Now that the sample data made your requirement more explicit, I believe the following will generally server your needs. It is essentially the same as previous submission, with an added condition on the JOIN; this condition essentially excludes any CaptureDemand row for which we readily have the same DemandText (within the same Capture), only retaining the one with the lowest DemandId.
WITH myCTE (CaptId, NbOfDemands)
AS (
SELECT CaptureID, COUNT(*) -- Can use COUNT(DISTINCT DemandText)
FROM CaptureDemand
WHERE CaptureID IN
(SELECT TOP 100 C.CaptureID
FROM CaptureHeader C
JOIN CaptureDemand D ON C.CaptureID = D.CaptureID
AND NOT EXISTS (
SELECT * FROM CaptureDemand X
WHERE X.CaptureId = D.CaptureId AND X.DemandText = D.DemandText
AND X.DemandId < D.DemandId
)
WHERE D.DemandText= 'Fund Value'
ORDER BY CallDate DESC)
)
SELECT NbOfDemands, COUNT(*)
FROM myCTE
GROUP BY NbOfDemands
ORDER BY NbOfDemands
What this query provides:
The number of Captures which had exactly one demand
The number of Captures which had exactly two demands
..
The number of Captures which had exactly n demands
For the 100 MOST RECENT Captures which included a Demand of a particular value 'someValue' (and, this time, giving indeed 100, i.e. not counting the same CaptureID twice in case of dups on the Demand Type).
A few points:
You may want to use COUNT(DISTINCT DemandText) rather than COUNT(*) in the select list of the CTE. (We do include 100 distinct CaptureIDs, i.e. that the Capture #3 in your sample doesn't come twice and hence hiding another capture at the end of the list, but we need to know if this #3 Capture should be counted as 3 Demands or a 4 Demands capture).
Oops, not quite what you required because each line show the number of Capture instances that have exactly this amount of demands...
use a CASE on NbOfDemands to display the text as in the question (trivial)
This may show Capture instances with more than 4 demands, but that's probably a plus (if any), but that is probably a plus
This would not show 0 if for example there were no Capture instances with the given number of demands.
It sounds like you are trying to solve a Many to Many problem with just two tables and you really need three tables.

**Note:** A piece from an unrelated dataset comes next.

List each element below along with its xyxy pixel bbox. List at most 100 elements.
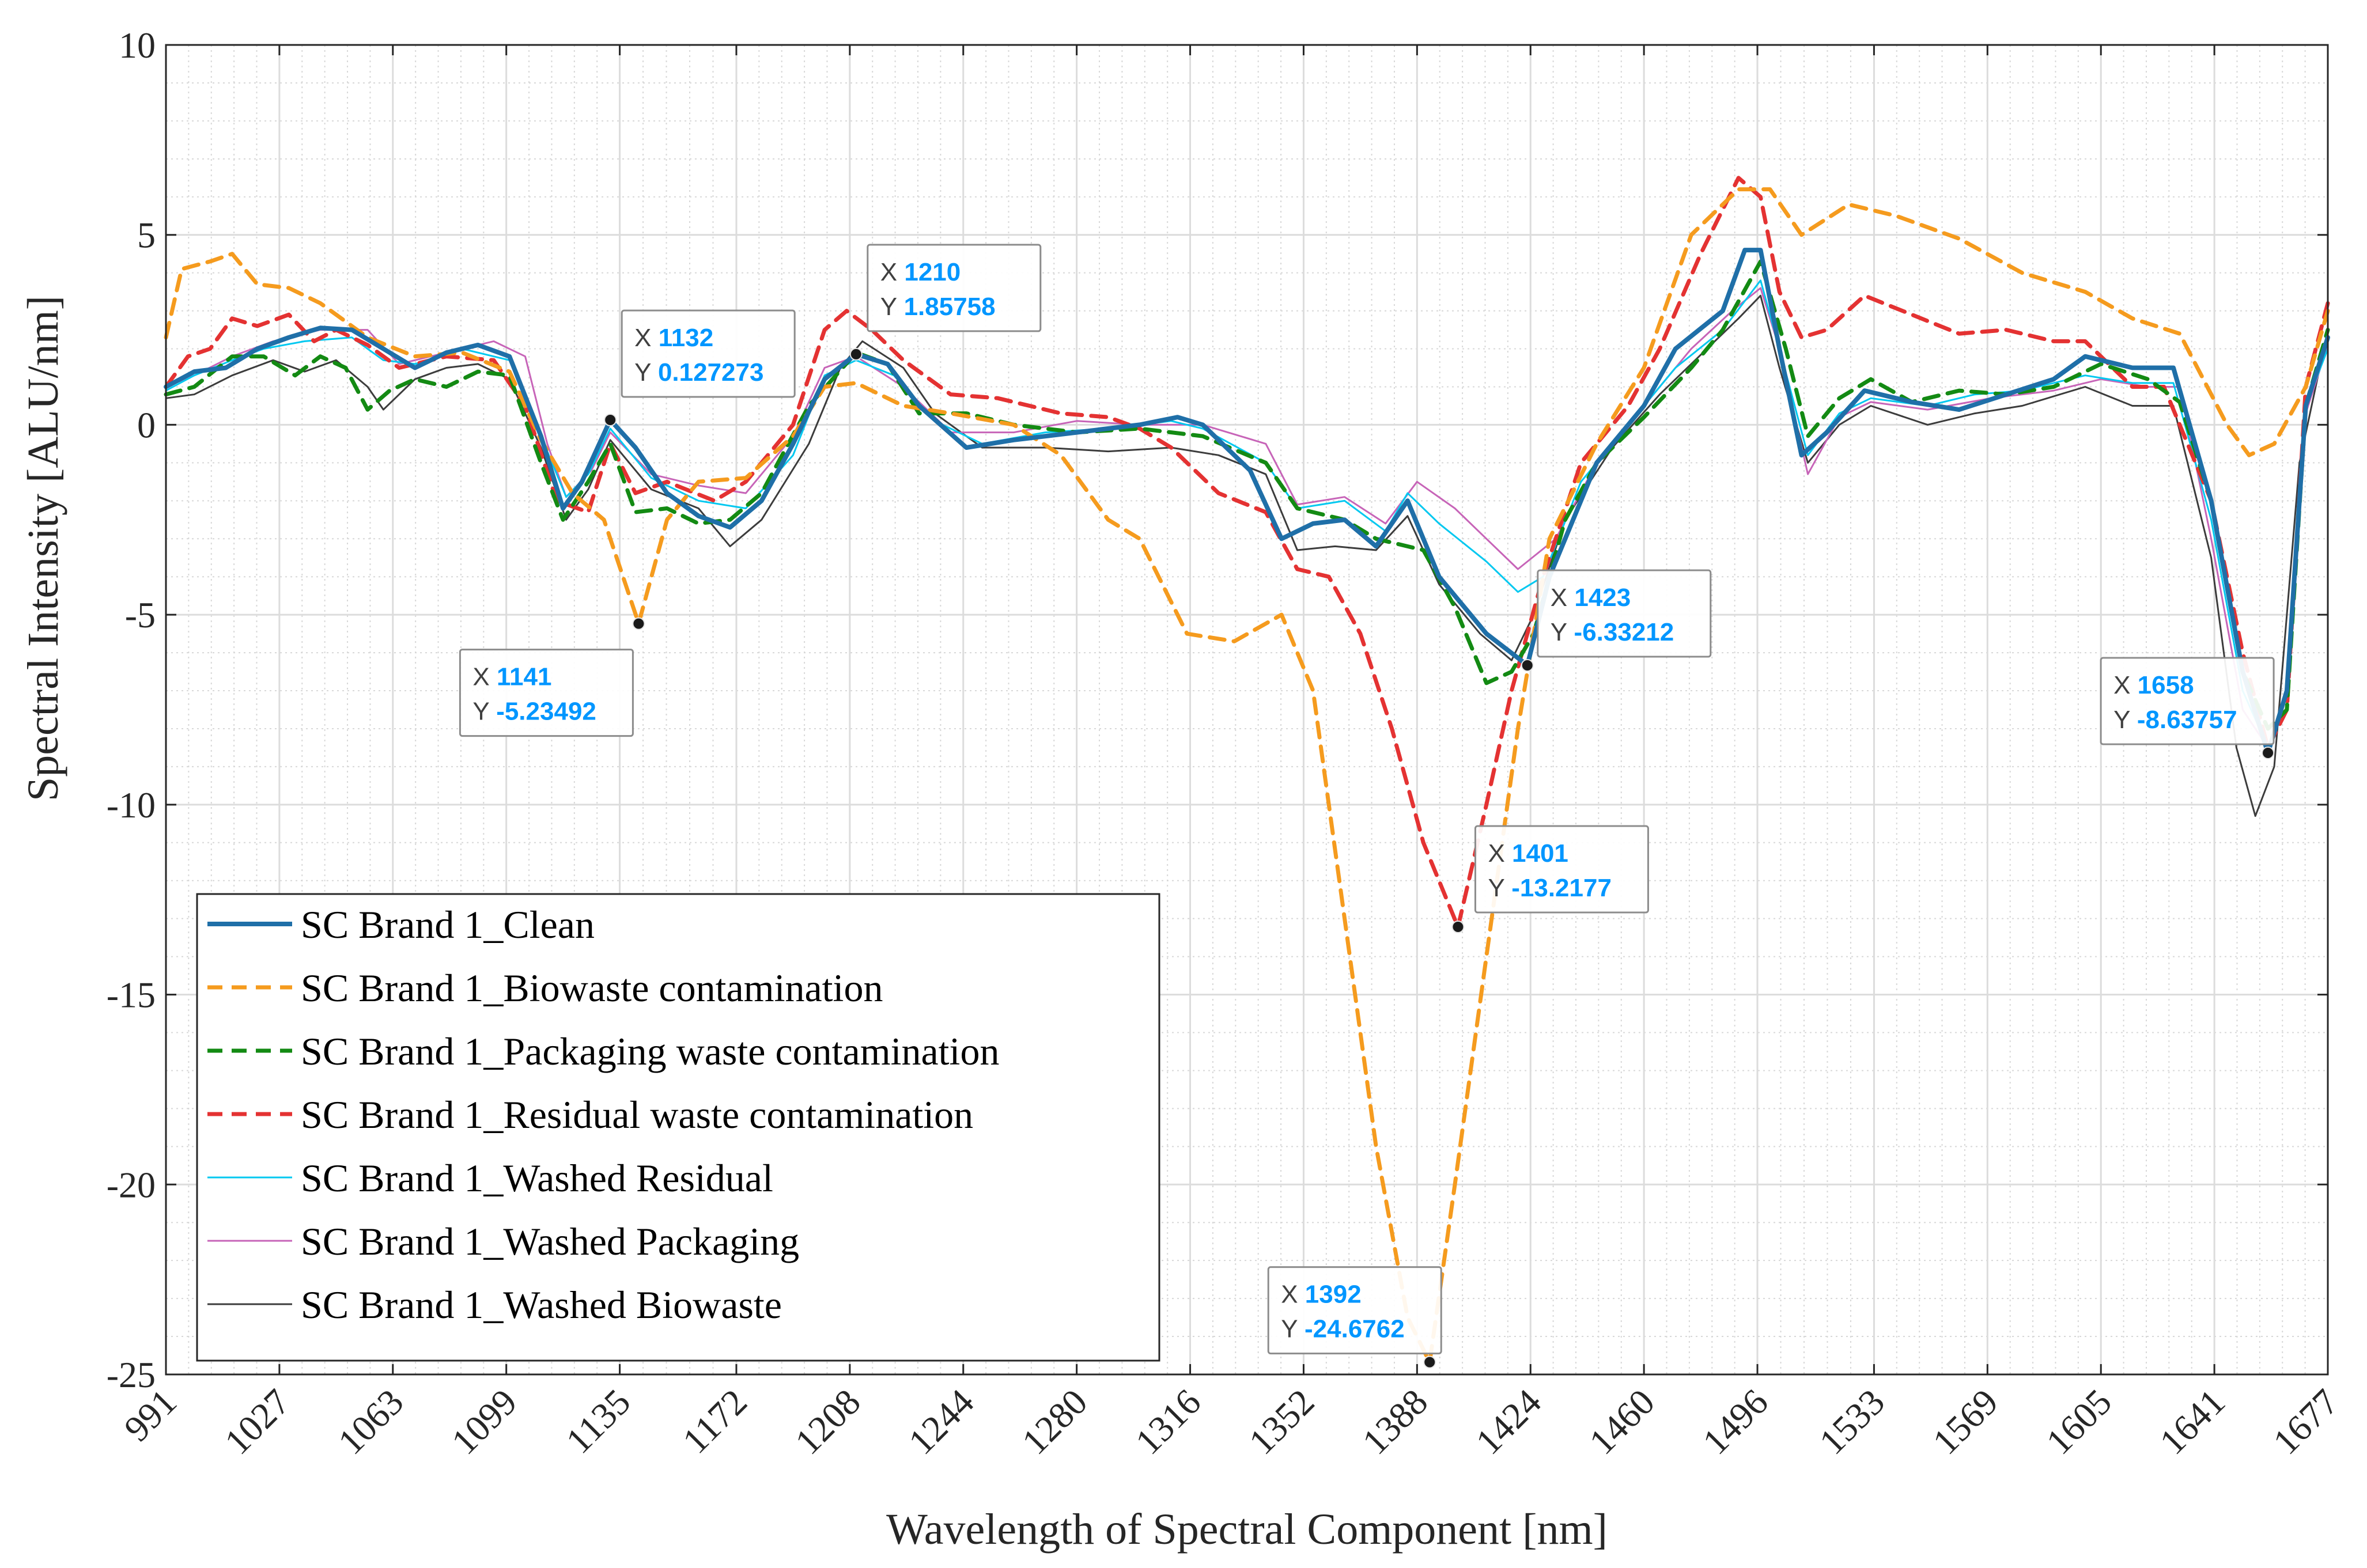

For example:
TABLE Calls
CallId | CallDate
----------------------------
1 | 2009-11-02 20:37:00
2 | 2009-11-02 20:37:05
3 | 2009-11-02 20:37:10
4 | 2009-11-02 20:38:00
5 | 2009-11-02 20:38:30
TABLE Requests
RequestId | RequestType
----------------------------
1 | Fund value
2 | Password reset
3 | Change address
4 | Rate change
5 | Variable to fixed
TABLE CallRequests (resolves the many to many)
CallId |RequestId
-----------------
1 |1
2 |2
2 |1
3 |3
3 |1
3 |4
3 |1
4 |5
4 |3
5 |1
5 |3
This data structure will let you query from the Call side of things and from the Request side of things.